Multifamily mortgage lending is thriving despite rising interest rates.
Freddie Mac said it has bought nearly $5.2 billion of multifamily mortgages in the first nine months of this year, more than twice its multifamily volume for all of 1998. Fannie Mae said it bought $9.8 billion in the nine months, slightly ahead of the pace last year, when it bought $15.5 billion.
Mortgage lending generally has been hurt by rising rates, which quelled the refinancing of loans that drove volume higher last year. But multifamily loans have "prepayment lockout provisions," which inhibit refinancing in lower interest rate environments, said Rick DePetris, director of multifamily controls at Fannie.
Today's environment is favorable for multifamily financing, he said. The serious delinquency rate on Fannie's multifamily loans, Mr. DePetris said, reached an all-time low of 0.12% in September, down from 0.15% in August. He said that because of year-2000 fears, there is some doubt that volume will be as strong in December.
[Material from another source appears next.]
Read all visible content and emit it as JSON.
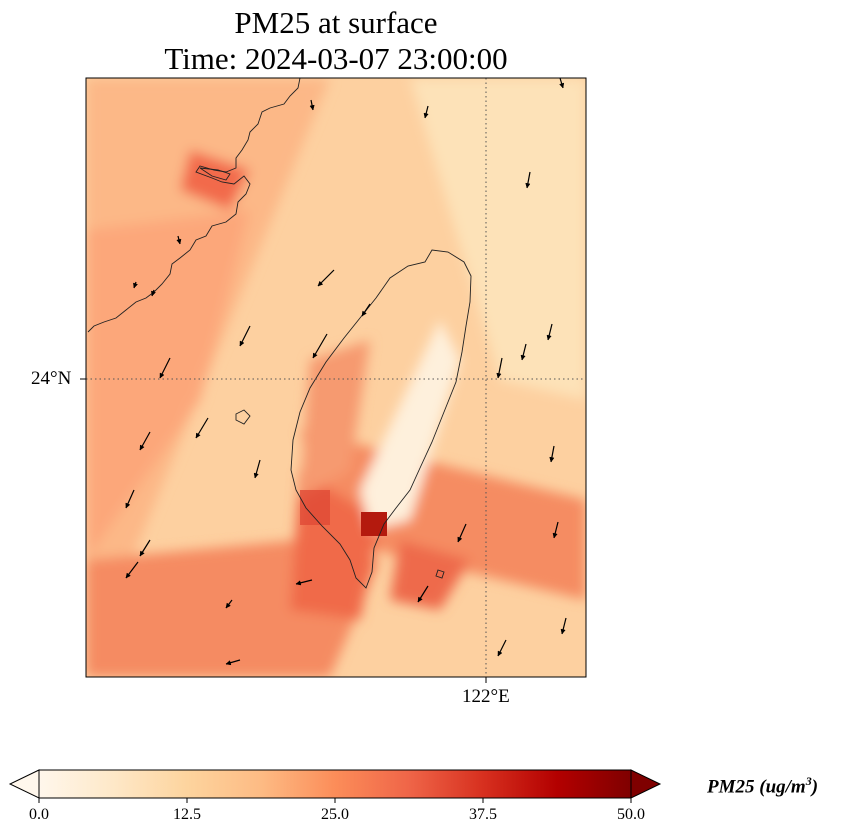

Freddie said it has provided financing for about 6,000 multifamily properties valued at more than $19 billion since 1993, when it formed its "program plus" network of multifamily lenders and servicers. These properties, mostly for people at or below area median income, include more than 688,000 rental units, the company said. Freddie said the program also has provided $360 million in financing for seniors and assisted-living and $665 million of bond credit enhancements.
Most of Fannie's multifamily business comes through its delegated underwriting and servicing program, in which lenders underwrite loans without prior approval from Fannie, Mr. DePetris said. The program began in 1988.
Fannie bought $10.1 billion of mortgages in October, down from $15.2 in September. Its commitments to buy mortgages rose to $8.8 billion, from $7.4 billion. Issuance of mortgage-backed securities was also down to $17.5 billion, from $20.4 billion. Fannie's net interest margin remains at 100 basis points, the same level as in September.